今年公開した作品の中で、10代客を最も多く動員した作品について聞いたところ、「動員数から言えば、1番は『世界の中心で、愛をさけぶ』だろう」と矢部さん。正確なデータは取っていないが、観客動員数の約3割が10代ではないかとのことだ。また、純愛系で泣ける映画として同じ流れを汲んでいるのが「いま、会いにゆきます(通称『いまあい』)」で、この両作品は「まずは原作を読んで引っ張られた観客が多く、10代に関しては映画作品だけでなく映画音楽も鑑賞動機を促すきっかけになったのでは」と矢部さんは言う。「セカチュー」は平井堅の「瞳をとじて」、「いまあい」はオレンジレンジの「花」が主題歌となっており、両曲・アーティスト共に10代に人気が高い。「セカチュー」と「いまあい」は、純愛系で泣けるという要素だけでなく、原作本、映画、音楽といった三位一体の戦略が10代を動かしたと言える。

その他、10代客に支持を得た今年の作品としては、「今年4月に公開した『名探偵コナン 水平線上の陰謀(ストラテジー)』は、今年でシリーズ9年目を迎える。ローティーンをメインにティーンからの支持が高い映画として定着した」と矢部さん。さらに「下妻物語」「スウィング・ガールズ」「着信アリ」なども女子高生を中心としたティーンの人気が高かったそうだ。矢部さんは「『着信アリ』は、作品のテーマが『携帯を伝わってくる恐怖』であったことから、携帯世代と言われる10代にとって身近なアイテムだったため、興味を持った子も多かったのでは」と言う。また「10代のホラー映画人気は1998年に公開となった『リング』をきっかけにしているようだ」と矢部さん。「リングの試写会を行った時、上映が終わった途端に10代女子がロビーで携帯を取り出し、友人に『怖すぎる!』と、半分怒りながら電話している様子を何度か見かけた」ということから、「着信アリ」でも同じような口コミ現象が起こったのではないかと推察される。「怖いもの見たさの恐怖映画は、10代の感性とどこかリンクするものがあるのだろう」と矢部さんは見ている。

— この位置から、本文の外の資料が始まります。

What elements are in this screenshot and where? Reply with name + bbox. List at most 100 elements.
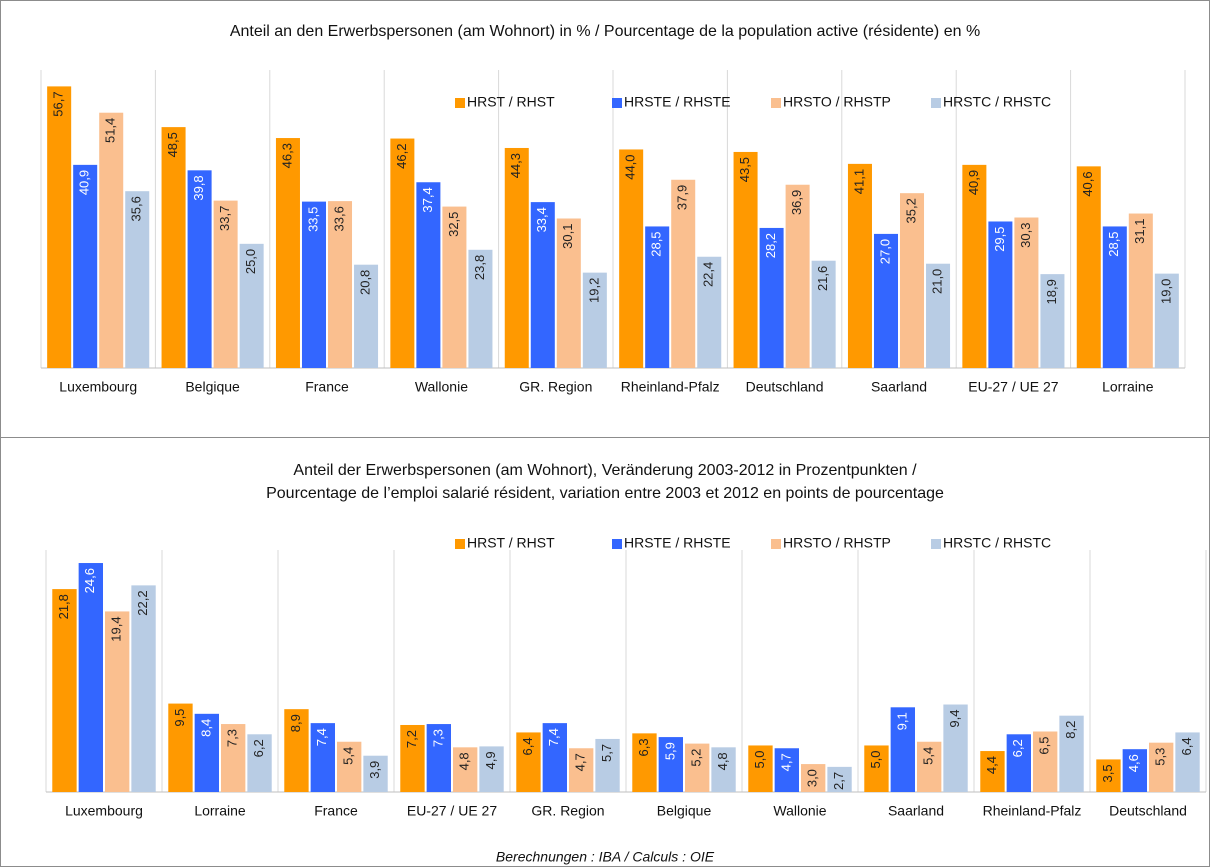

田舎の女子高生がジャズ・バンドに挑戦するという「スウィング・ガールズ」は、男子高校生がシンクロナイズドスイミングに挑戦するというストーリーの「ウォーター・ボーイズ」の流れを汲んだ作品だ。この2つの作品が10代に支持された要因について「出演キャストがスターではない分、等身大の主人公に親しみを感じた10代が多かったのでは」(矢部さん)と推察する。これは、例えば、ティーン誌の読者モデルを身近に感じてファンになる女子高生の心理と同じだと言えそうだ。ストーリーに入り込み、自分に置き換えて夢中になれるという意味では、学園もののサクセスストーリーは昔からある映画のセオリーの一つとして、今の10代にも受け入れられやすいようだ。

東宝
「世界の中心で、愛をさけぶ」

「世界の中心で、愛をさけぶ」

「名探偵コナン 水平線上の陰謀(ストラテジー)」

「名探偵コナン水平線上の陰謀(ストラテジー)」

「着信アリ」

「着信アリ」

■センター街で聞く「10代が観たいお正月映画ランキング」

渋谷センター街にいた男女高校生計20人にアンケート調査を行ったところ、「最近観た中で一番面白かった映画は」という質問に対する結果は以下の通りだった。

最近観た中で一番面白かった映画
作品タイトル 投票数
いま、会いにゆきます 8
ハウルの動く城 3
世界の中心で、愛をさけぶ 3
スパイダーマン2 2
下妻物語 1
デビルマン 1
特になし 2
20

1位の「いまあい」と回答した16歳のアツコちゃんは、「やっぱり恋愛系の映画は好き」と言う。ユウヤくんとユウカちゃん(共に17歳)のカップルも一緒に「いまあい」を観たそうで、ユウヤくん曰く「感動した」とのこと。「セカチュー」と回答したマイちゃん(17歳)は「セカチューは泣けた。やっぱ純愛はイイ。私も『助けてくださーい』って言われてみたい!」とはしゃいだ様子が印象的だった。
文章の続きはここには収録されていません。